Yakın arkadaşlarımdan biri, 'Son zamanda ne seyrettin?' diye sordu. Ben de belirli bir film ismi vermek yerine, son dönemde kılavuzluğumu yapan birkaç seçim ilkesini söyledim.

VCD ya da DVD satan mağazalarda ya da internette seçim tercihimi belirleyen temel unsurlar şöyle. Aslında aynı unsurlar bir edebiyat eserini tercih ederken de kullanılabilir.

Bir filmin özellikle bir yolculuk filmi olmasını tercih ediyorum. Yine temel belirleyicilerimden biri filmin bir kişinin hayat öyküsü olması. Bayıldığım ve beni en çok düşündüren filmlerin tamamı 'yardım' temalı filmler... Bir de okul filmlerine, takım çalışması ya da spor filmlerine meraklıyım. Ve tabii ki belgeseller. Çok popüler filmleri de izlemeye çalışıyorum. Bir kasabanın ya da bir binanın yıkımdan kurtarılması gibi filmler de oldukça ilginç. Peki neden bunları tercih ediyorum?

Sınırlı zamanımızı ve paramızı geri döndürülemez bir şekilde kaybetmek yerine, kazanca dönüştürmenin yolu zamanımızı öğrenmek üzere kullanmak. Dolayısıyla bir film izlerken zamanı öldürmek yerine kendimize yatırım yapmak üzere kullanabiliriz.

Neden yolculuk öyküleri? Yolculuk öykülerinde, insanlar farklı insanlarla karşılaşırlar; birçok olayın içinden geçerler. Dikkatli gözler, bu filmlerin öyküsü içinde olan bitenden büyük dersler çıkarabilirler. Otoyol 60 bu türün en iyi örneği. Yine Türk filmlerinin içindeki harika yolculuk filmlerinden biri Yılmaz Güney'in Yol'u, bir diğeri Fatih Akın'ın Im July. Son zamanda izlediğim en düşündürücü yolculuk filmlerinden biri Snow Walk'tu. Yolculuk ister bir film olsun, isterseniz gerçek bir yolculuk olsun gören gözlere mükemmel bir öğretmen. James Cameron'un Titanic filmi de sıra dışı bir yolculuk filmi. Sıradan bir aşk öyküsü gibi görünen bir filmde dikkat edilecek olursa onlarca ilginç ders var.

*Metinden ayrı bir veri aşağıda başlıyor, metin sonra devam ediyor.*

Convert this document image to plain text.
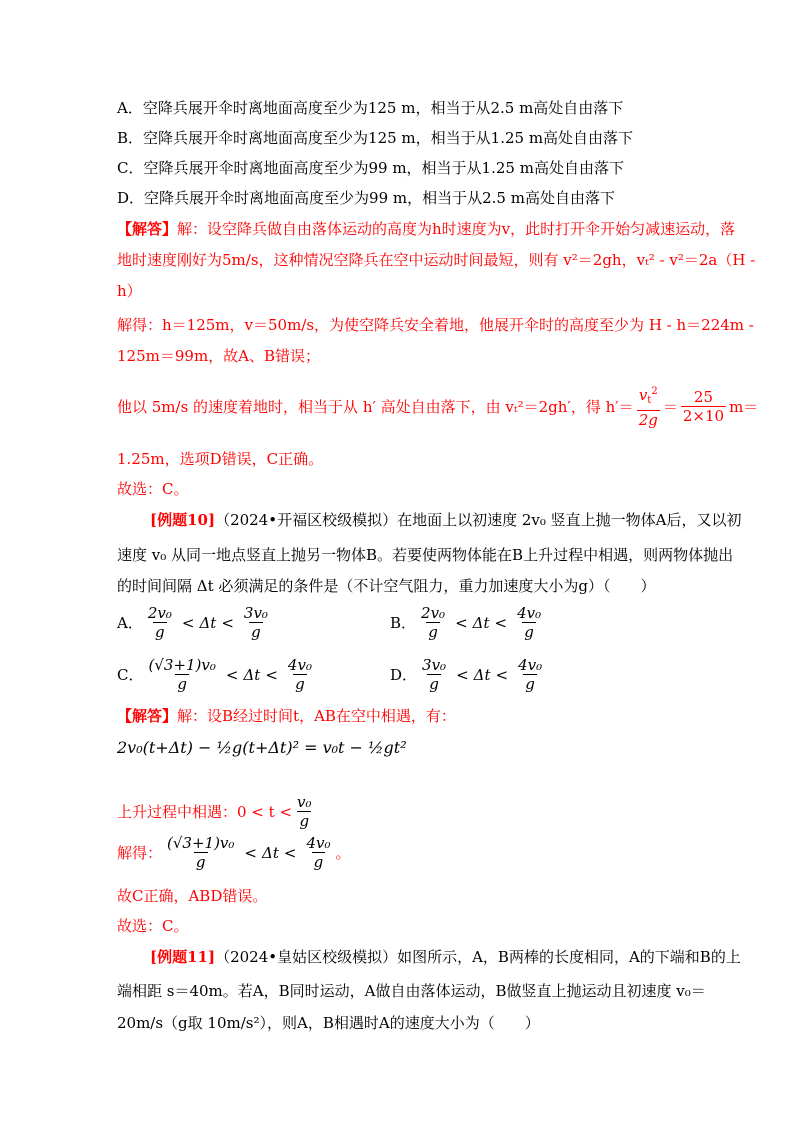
A．空降兵展开伞时离地面高度至少为125 m，相当于从2.5 m高处自由落下
B．空降兵展开伞时离地面高度至少为125 m，相当于从1.25 m高处自由落下
C．空降兵展开伞时离地面高度至少为99 m，相当于从1.25 m高处自由落下
D．空降兵展开伞时离地面高度至少为99 m，相当于从2.5 m高处自由落下
【解答】解：设空降兵做自由落体运动的高度为h时速度为v，此时打开伞开始匀减速运动，落
地时速度刚好为5m/s，这种情况空降兵在空中运动时间最短，则有 v²＝2gh，vₜ² - v²＝2a（H -
h）
解得：h＝125m，v＝50m/s，为使空降兵安全着地，他展开伞时的高度至少为 H - h＝224m -
125m＝99m，故A、B错误；
他以 5m/s 的速度着地时，相当于从 h′ 高处自由落下，由 vₜ²＝2gh′，得 $h' = \frac{v_t^2}{2g} = \frac{25}{2\times 10} m=$
1.25m，选项D错误，C正确。
故选：C。
[例题10]（2024•开福区校级模拟）在地面上以初速度 2v₀ 竖直上抛一物体A后，又以初
速度 v₀ 从同一地点竖直上抛另一物体B。若要使两物体能在B上升过程中相遇，则两物体抛出
的时间间隔 Δt 必须满足的条件是（不计空气阻力，重力加速度大小为g）（　　）
A． $\frac{\text{2v₀}}{g} < \Delta t < \frac{\text{3v₀}}{g}$	B． $\frac{\text{2v₀}}{g} < \Delta t < \frac{\text{4v₀}}{g}$
C． $\frac{\text{(√3+1)v₀}}{g} < \Delta t < \frac{\text{4v₀}}{g}$	D． $\frac{\text{3v₀}}{g} < \Delta t < \frac{\text{4v₀}}{g}$
【解答】解：设B经过时间t，AB在空中相遇，有：
2v₀(t+Δt) − ½g(t+Δt)² = v₀t − ½gt²
上升过程中相遇：$0 < t < \frac{\text{v₀}}{g}$
解得： $\frac{\text{(√3+1)v₀}}{g} < \Delta t < \frac{\text{4v₀}}{g}$ 。
故C正确，ABD错误。
故选：C。
[例题11]（2024•皇姑区校级模拟）如图所示，A，B两棒的长度相同，A的下端和B的上
端相距 s＝40m。若A，B同时运动，A做自由落体运动，B做竖直上抛运动且初速度 v₀＝
20m/s（g取 10m/s²），则A，B相遇时A的速度大小为（　　）
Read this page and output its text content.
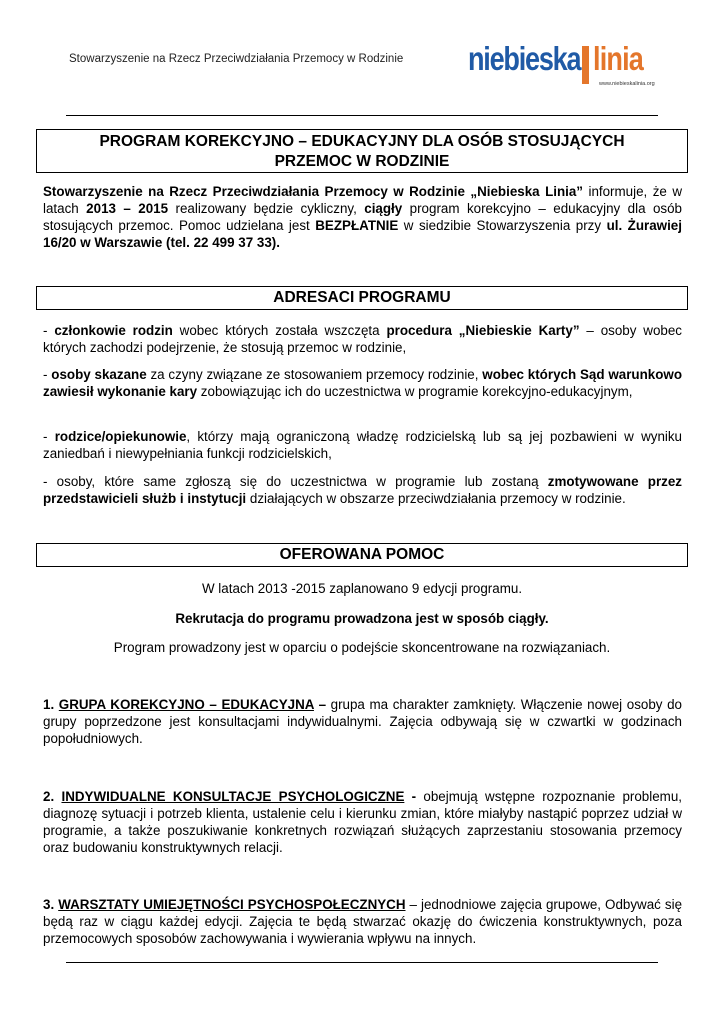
Stowarzyszenie na Rzecz Przeciwdziałania Przemocy w Rodzinie niebieska linia
www.niebieskalinia.org
PROGRAM KOREKCYJNO – EDUKACYJNY DLA OSÓB STOSUJĄCYCH
PRZEMOC W RODZINIE
Stowarzyszenie na Rzecz Przeciwdziałania Przemocy w Rodzinie „Niebieska Linia” informuje, że w latach 2013 – 2015 realizowany będzie cykliczny, ciągły program korekcyjno – edukacyjny dla osób stosujących przemoc. Pomoc udzielana jest BEZPŁATNIE w siedzibie Stowarzyszenia przy ul. Żurawiej 16/20 w Warszawie (tel. 22 499 37 33).
ADRESACI PROGRAMU
- członkowie rodzin wobec których została wszczęta procedura „Niebieskie Karty” – osoby wobec których zachodzi podejrzenie, że stosują przemoc w rodzinie,
- osoby skazane za czyny związane ze stosowaniem przemocy rodzinie, wobec których Sąd warunkowo zawiesił wykonanie kary zobowiązując ich do uczestnictwa w programie korekcyjno-edukacyjnym,
- rodzice/opiekunowie, którzy mają ograniczoną władzę rodzicielską lub są jej pozbawieni w wyniku zaniedbań i niewypełniania funkcji rodzicielskich,
- osoby, które same zgłoszą się do uczestnictwa w programie lub zostaną zmotywowane przez przedstawicieli służb i instytucji działających w obszarze przeciwdziałania przemocy w rodzinie.
OFEROWANA POMOC
W latach 2013 -2015 zaplanowano 9 edycji programu.
Rekrutacja do programu prowadzona jest w sposób ciągły.
Program prowadzony jest w oparciu o podejście skoncentrowane na rozwiązaniach.
1. GRUPA KOREKCYJNO – EDUKACYJNA – grupa ma charakter zamknięty. Włączenie nowej osoby do grupy poprzedzone jest konsultacjami indywidualnymi. Zajęcia odbywają się w czwartki w godzinach popołudniowych.
2. INDYWIDUALNE KONSULTACJE PSYCHOLOGICZNE - obejmują wstępne rozpoznanie problemu, diagnozę sytuacji i potrzeb klienta, ustalenie celu i kierunku zmian, które miałyby nastąpić poprzez udział w programie, a także poszukiwanie konkretnych rozwiązań służących zaprzestaniu stosowania przemocy oraz budowaniu konstruktywnych relacji.
3. WARSZTATY UMIEJĘTNOŚCI PSYCHOSPOŁECZNYCH – jednodniowe zajęcia grupowe, Odbywać się będą raz w ciągu każdej edycji. Zajęcia te będą stwarzać okazję do ćwiczenia konstruktywnych, poza przemocowych sposobów zachowywania i wywierania wpływu na innych.
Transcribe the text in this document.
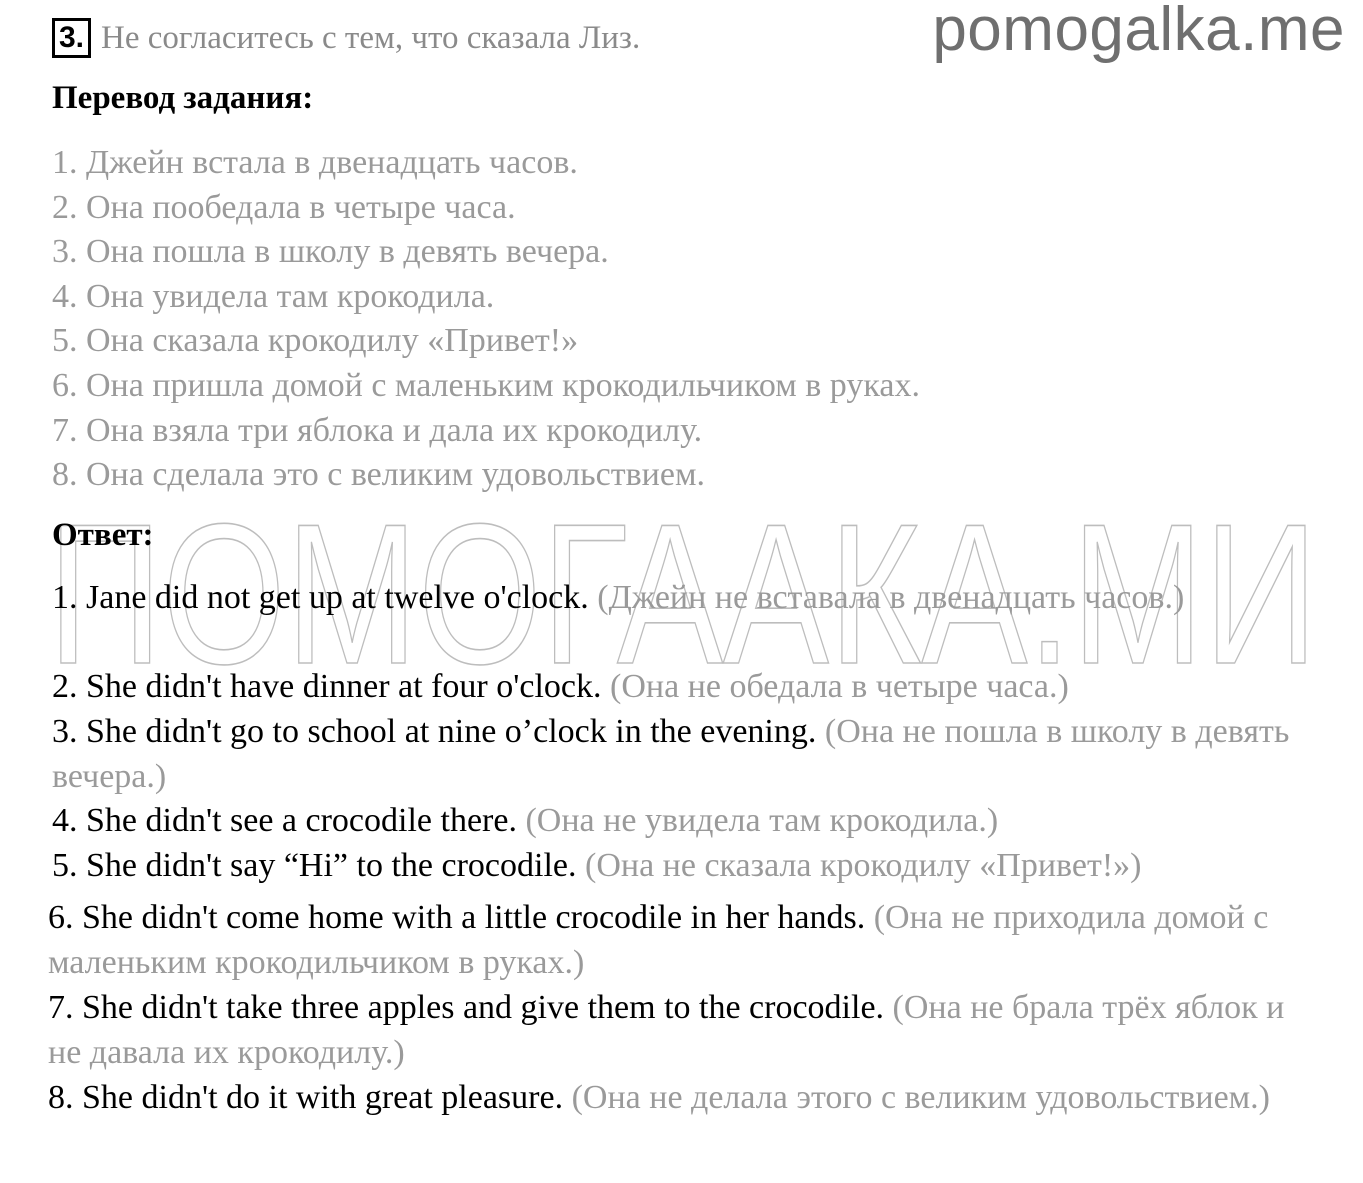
pomogalka.me
ПОМОГААКА.МИ
3. Не согласитесь с тем, что сказала Лиз.
Перевод задания:
1. Джейн встала в двенадцать часов.
2. Она пообедала в четыре часа.
3. Она пошла в школу в девять вечера.
4. Она увидела там крокодила.
5. Она сказала крокодилу «Привет!»
6. Она пришла домой с маленьким крокодильчиком в руках.
7. Она взяла три яблока и дала их крокодилу.
8. Она сделала это с великим удовольствием.
Ответ:
1. Jane did not get up at twelve o'clock. (Джейн не вставала в двенадцать часов.)
2. She didn't have dinner at four o'clock. (Она не обедала в четыре часа.)
3. She didn't go to school at nine o’clock in the evening. (Она не пошла в школу в девять вечера.)
4. She didn't see a crocodile there. (Она не увидела там крокодила.)
5. She didn't say “Hi” to the crocodile. (Она не сказала крокодилу «Привет!»)
6. She didn't come home with a little crocodile in her hands. (Она не приходила домой с маленьким крокодильчиком в руках.)
7. She didn't take three apples and give them to the crocodile. (Она не брала трёх яблок и не давала их крокодилу.)
8. She didn't do it with great pleasure. (Она не делала этого с великим удовольствием.)
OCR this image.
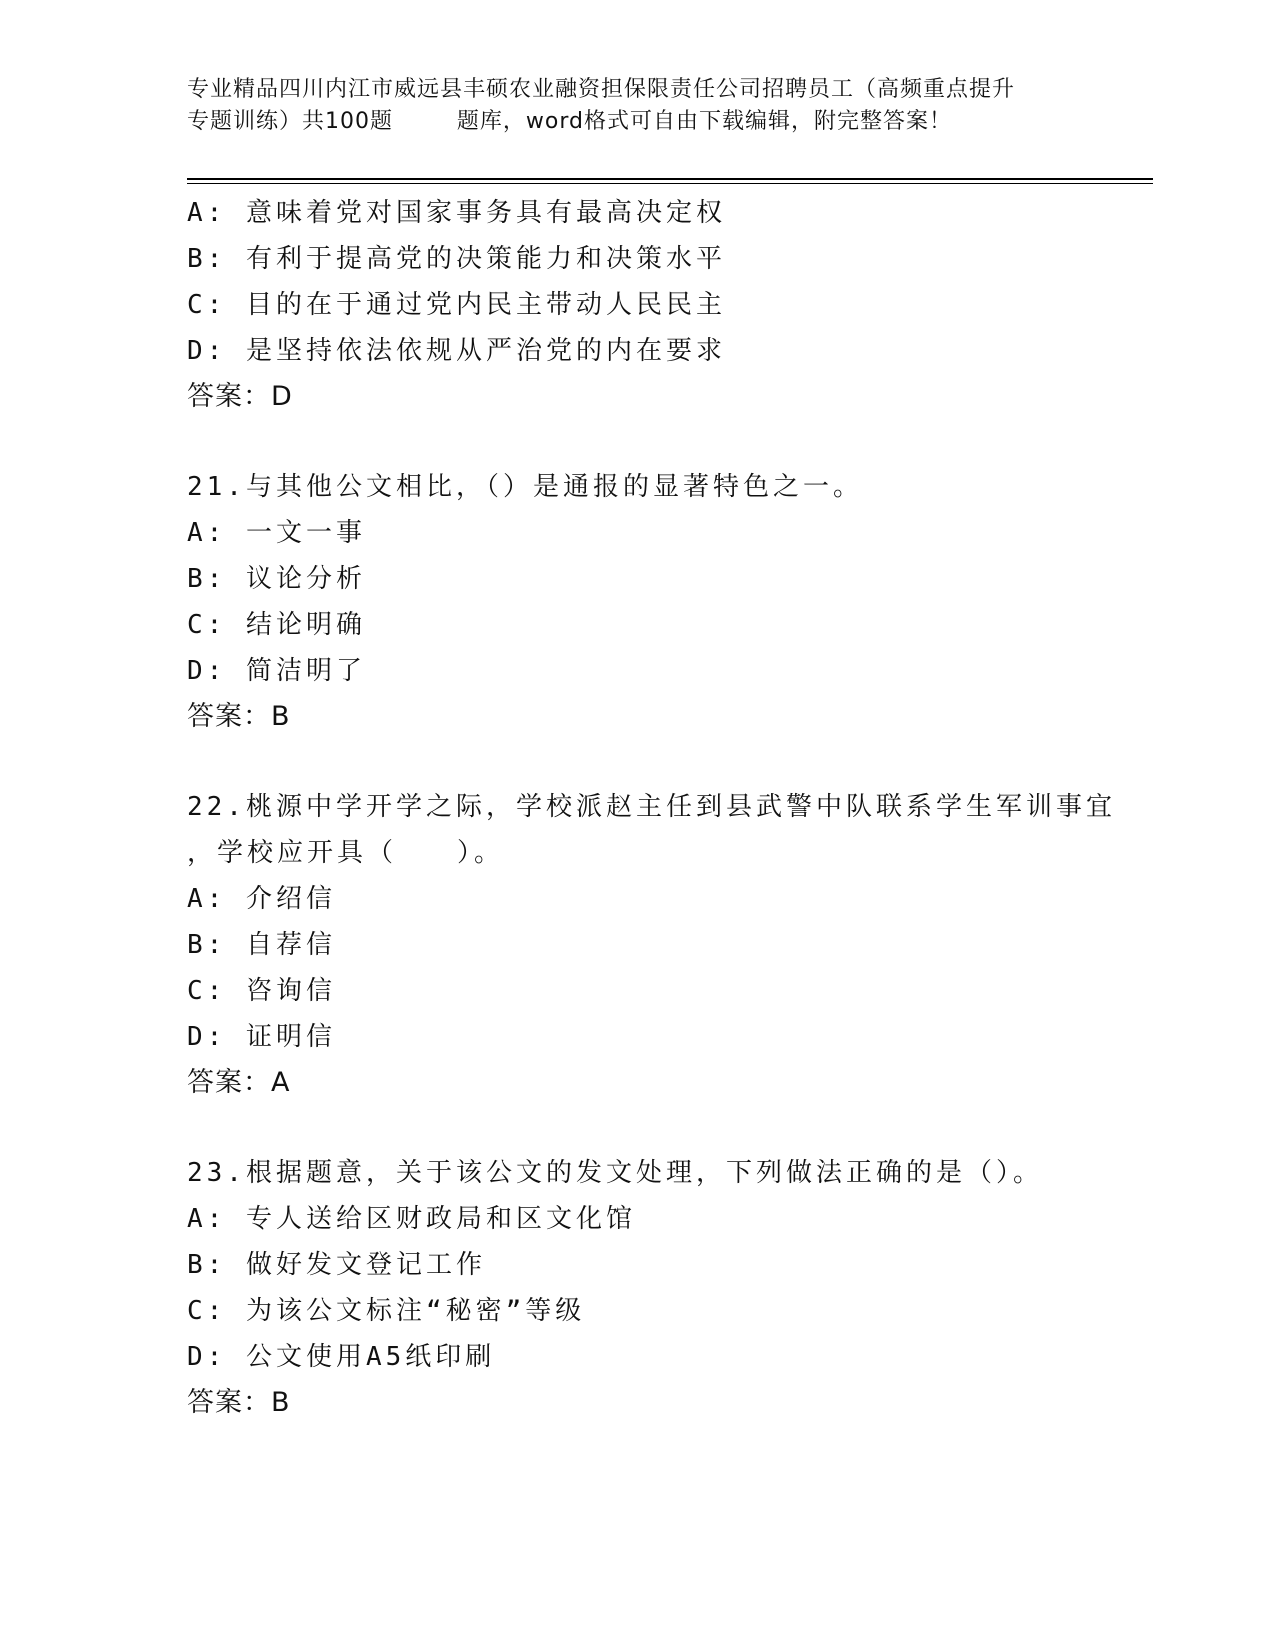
专业精品四川内江市威远县丰硕农业融资担保限责任公司招聘员工（高频重点提升
专题训练）共100题        题库，word格式可自由下载编辑，附完整答案！
A: 意味着党对国家事务具有最高决定权
B: 有利于提高党的决策能力和决策水平
C: 目的在于通过党内民主带动人民民主
D: 是坚持依法依规从严治党的内在要求
答案：D
21.与其他公文相比，（）是通报的显著特色之一。
A: 一文一事
B: 议论分析
C: 结论明确
D: 简洁明了
答案：B
22.桃源中学开学之际，学校派赵主任到县武警中队联系学生军训事宜
，学校应开具（　　）。
A: 介绍信
B: 自荐信
C: 咨询信
D: 证明信
答案：A
23.根据题意，关于该公文的发文处理，下列做法正确的是（）。
A: 专人送给区财政局和区文化馆
B: 做好发文登记工作
C: 为该公文标注“秘密”等级
D: 公文使用A5纸印刷
答案：B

Biyografi-hayat öyküsü şeklindeki filmlerin ve kitapların en büyük özelliği, bize başka insanların yaşamlarının içinden dersler vermesi. İster belgesel olsun, ister film olsun bize bir liderin, bir sanatçının ya da bilim adamının yaşamından dersler veriyor. Gandhi'nin, Edison'un ya da Michael Jordan'ın hayat öykülerinden öğrenebilecekleriniz, bir kişisel gelişim kitabından öğrenebileceğinizden çok daha fazla. Türkiye'de bolca bulabileceğiniz biyografiler özellikle İslam dinine değişik alanlarda tarih boyunca önderlik etmiş insanların hayat öyküleri. Elbette bu tür yapımları izledikten sonra analiz etmek için çaba harcamak gerekiyor.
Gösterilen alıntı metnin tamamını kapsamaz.